Wednesday, August 5, 2009
Dame Agatha

Years ago I had the rather daunting good fortune to meet Sherlock Holmes.
Well actually, to be honest, it was the late British actor, Jeremy Brett, whose portrayal of Mr. Holmes is considered to be both brilliant and definitive. I recall being a bit shocked to discover that Mr. Brett was wearing a turtleneck sweater. What, no houndstooth coat? No deerstalker hat? So completely did he inhabit the great detective, it was a bit jarring to find him to be a regular 20th century person.

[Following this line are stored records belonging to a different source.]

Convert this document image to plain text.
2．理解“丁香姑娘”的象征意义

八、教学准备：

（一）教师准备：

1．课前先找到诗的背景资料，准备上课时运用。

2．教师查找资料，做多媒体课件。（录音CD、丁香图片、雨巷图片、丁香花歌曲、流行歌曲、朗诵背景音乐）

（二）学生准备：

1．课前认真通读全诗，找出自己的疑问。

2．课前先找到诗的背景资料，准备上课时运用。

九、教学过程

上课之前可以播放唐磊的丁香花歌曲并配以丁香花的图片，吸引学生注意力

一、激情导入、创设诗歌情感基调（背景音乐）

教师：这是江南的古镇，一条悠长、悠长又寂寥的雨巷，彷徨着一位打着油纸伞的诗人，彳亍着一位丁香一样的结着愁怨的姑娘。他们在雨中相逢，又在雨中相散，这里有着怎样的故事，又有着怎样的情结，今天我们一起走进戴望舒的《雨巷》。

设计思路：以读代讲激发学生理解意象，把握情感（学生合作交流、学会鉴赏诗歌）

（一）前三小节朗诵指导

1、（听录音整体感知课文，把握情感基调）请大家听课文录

I have often wondered how I would feel if I ever had the equal luck of an encounter with David Suchet, the actor who currently defines Agatha Christie’s Hercule Poirot - he of the egg-shaped head, flamboyantly tended moustache and multitudes of razor sharp “little gray cells”. Would I expect him to be fussy and imperious, nattily attired, with a strong dislike for the country? Like Jeremy Brett before him as Holmes, Mr. Suchet is the quintessential Poirot, and never more so than in the two new versions just out on DVD. I have sorely missed Poirot in recent years and these new, just released interpretations are beautifully done , chock full of wonderful actors....Zoe Wanamaker as mystery writer Ariadne is especially divine....and photographed with painterly detail. Watching them in high definition is truly delicious eye candy. And David Suchet has never been better. His Poirot is never silly, never comic... he is ingenious and eccentric, just as he should be.

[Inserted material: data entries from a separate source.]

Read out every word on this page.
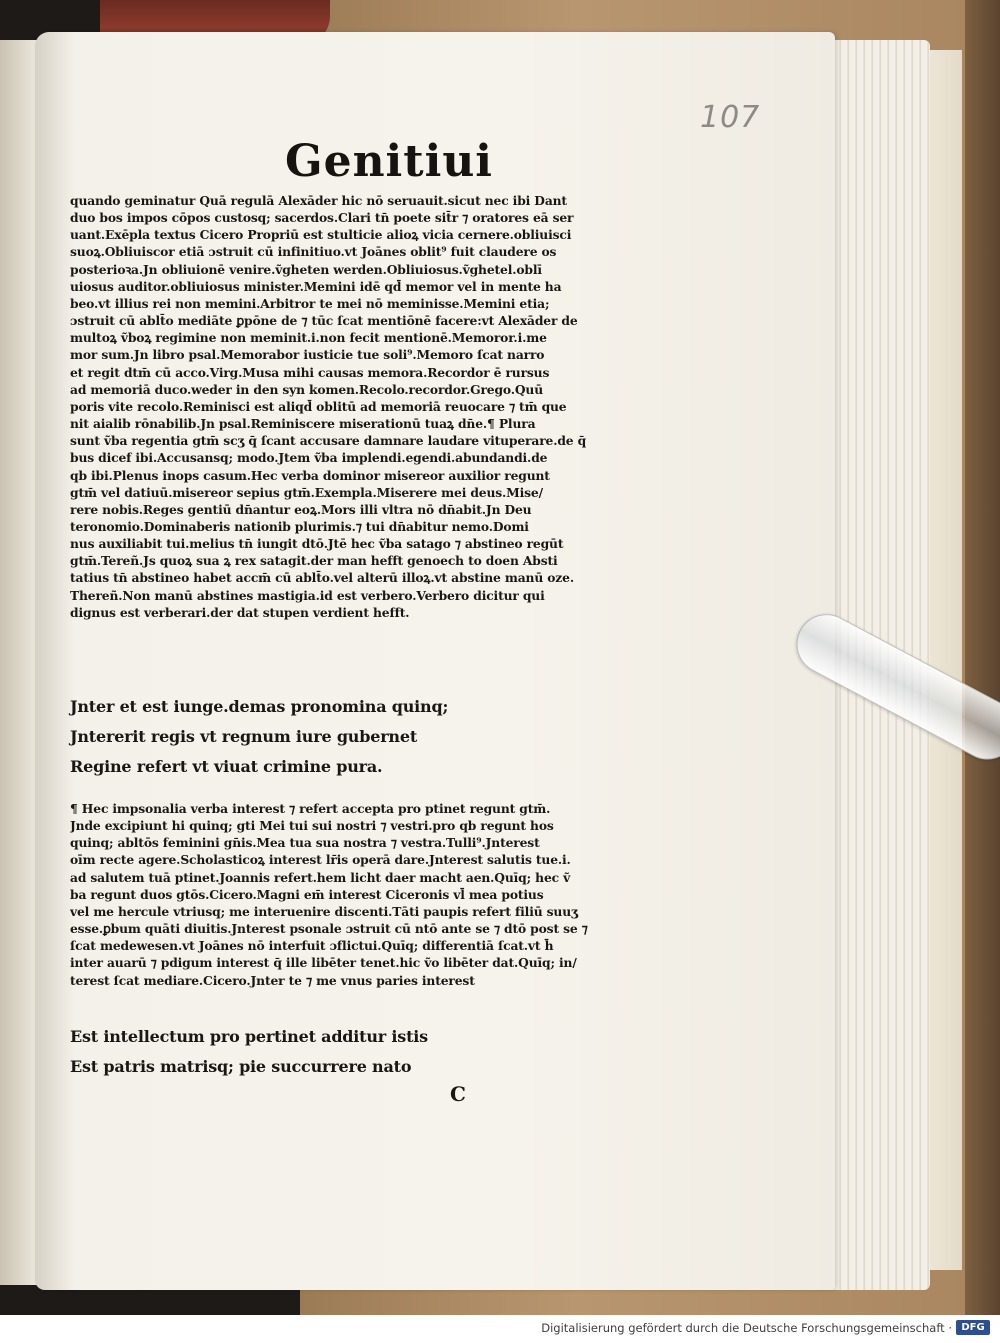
107
Genitiui

quando geminatur Quā regulā Alexāder hic nō seruauit.sicut nec ibi Dant

duo bos impos cōpos custosq; sacerdos.Clari tn̄ poete sit̄r ⁊ oratores eā ser

uant.Exēpla textus Cicero Propriū est stulticie alioꝝ vicia cernere.obliuisci

suoꝝ.Obliuiscor etiā ɔstruit cū infinitiuo.vt Joānes oblit⁹ fuit claudere os

posterioꝛa.Jn obliuionē venire.ṽgheten werden.Obliuiosus.ṽghetel.oblī

uiosus auditor.obliuiosus minister.Memini idē qd̄ memor vel in mente ha

beo.vt illius rei non memini.Arbitror te mei nō meminisse.Memini etia;

ɔstruit cū ablt̄o mediāte ꝑpōne de ⁊ tūc ſcat mentiōnē facere:vt Alexāder de

multoꝝ ṽboꝝ regimine non meminit.i.non fecit mentionē.Memoror.i.me

mor sum.Jn libro psal.Memorabor iusticie tue soli⁹.Memoro ſcat narro

et regit dtm̄ cū acco.Virg.Musa mihi causas memora.Recordor ē rursus

ad memoriā duco.weder in den syn komen.Recolo.recordor.Grego.Quū

poris vite recolo.Reminisci est aliqd̄ oblitū ad memoriā reuocare ⁊ tm̄ que

nit aialib rōnabilib.Jn psal.Reminiscere miserationū tuaꝝ dn̄e.¶ Plura

sunt ṽba regentia gtm̄ scʒ q̄ ſcant accusare damnare laudare vituperare.de q̄

bus dicef ibi.Accusansq; modo.Jtem ṽba implendi.egendi.abundandi.de

qb ibi.Plenus inops casum.Hec verba dominor misereor auxilior regunt

gtm̄ vel datiuū.misereor sepius gtm̄.Exempla.Miserere mei deus.Mise/

rere nobis.Reges gentiū dn̄antur eoꝝ.Mors illi vltra nō dn̄abit.Jn Deu

teronomio.Dominaberis nationib plurimis.⁊ tui dn̄abitur nemo.Domi

nus auxiliabit tui.melius tn̄ iungit dtō.Jtē hec ṽba satago ⁊ abstineo regūt

gtm̄.Tereñ.Js quoꝝ sua ꝝ rex satagit.der man hefft genoech to doen Absti

tatius tn̄ abstineo habet accm̄ cū ablt̄o.vel alterū illoꝝ.vt abstine manū oze.

Thereñ.Non manū abstines mastigia.id est verbero.Verbero dicitur qui

dignus est verberari.der dat stupen verdient hefft.

Jnter et est iunge.demas pronomina quinq;

Jntererit regis vt regnum iure gubernet

Regine refert vt viuat crimine pura.

¶ Hec impsonalia verba interest ⁊ refert accepta pro ptinet regunt gtm̄.

Jnde excipiunt hi quinq; gti Mei tui sui nostri ⁊ vestri.pro qb regunt hos

quinq; abltōs feminini gn̄is.Mea tua sua nostra ⁊ vestra.Tulli⁹.Jnterest

oīm recte agere.Scholasticoꝝ interest lr̄is operā dare.Jnterest salutis tue.i.

ad salutem tuā ptinet.Joannis refert.hem licht daer macht aen.Quīq; hec ṽ

ba regunt duos gtōs.Cicero.Magni em̄ interest Ciceronis vl̄ mea potius

vel me hercule vtriusq; me interuenire discenti.Tāti paupis refert filiū suuʒ

esse.ꝑbum quāti diuitis.Jnterest psonale ɔstruit cū ntō ante se ⁊ dtō post se ⁊

ſcat medewesen.vt Joānes nō interfuit ɔflictui.Quīq; differentiā ſcat.vt h̄

inter auarū ⁊ pdigum interest q̄ ille libēter tenet.hic ṽo libēter dat.Quīq; in/

terest ſcat mediare.Cicero.Jnter te ⁊ me vnus paries interest

Est intellectum pro pertinet additur istis

Est patris matrisq; pie succurrere nato

C
Digitalisierung gefördert durch die Deutsche Forschungsgemeinschaft · DFG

And happily, the Christie canon continues with a brand new Miss Marple. Like Brett and Suchet before her, Joan Hickson has always been considered the gold standard Miss Marple, but I always found her a bit chilly. I could never imagine giving up my secrets to someone with such a dour expression. However, Julia McKenzie, as the new Miss Marple, is quite another story altogether. Her Miss Marple is warm, pleasant, and empathetic, all the while maintaining that familiar cat-like focus on the clues others are overlooking. And yes, she knits, she drinks tea and she wears tweed suits.... just like she should.

There are four new Miss Marple stories just out and they are a sure recipe for a wonderfully cozy night in front of the television. Pocketful of Rye was especially enjoyable, in part because it adheres closer to the book, while the other three retain little more than the names of the original characters. While I enjoyed them as well, I had to wonder at the need for the wholesale alteration of their plot lines. For those Christie purists among us, this can be a bit disconcerting. Rather like having Ratty and Mole poking around Oz. Or perhaps, summoning Othello over to Denmark to advise Hamlet on his grand dilemma. While Dame Agatha may not look down on the literary world from as lofty a perch as Sir William, one still has to be amazed at the cheek it takes to cuisinart her plotlines so thoroughly. I had to chuckle when Mrs. Marple made her appearance in Why Didn’t They Ask Evans, a book from which she is totally absent, but then I thought, ah well, perhaps she just wandered over from her cottage in St. Mary Mead or from her holiday at Bertram’s Hotel. Rather like the characters in the paintings that hang on the wall at Hogwarts, perhaps the Christie characters visit each other occasionally. Although I must say, given that Mrs. Christie is the best selling mystery writer in history, one could reasonably assume the plots of her stories would be quite satisfactory on their own, so these indiscriminate changes seem unnecessary at best, hubristic at worst.

But a little Christie is better than no Christie at all, and these productions are ones I know I shall watch again and again, for they have all the essential elements for a perfect night.... old English country houses, murders in the conservatory, mysterious characters, deliciously lavish sets and copious amounts of tea and knitting.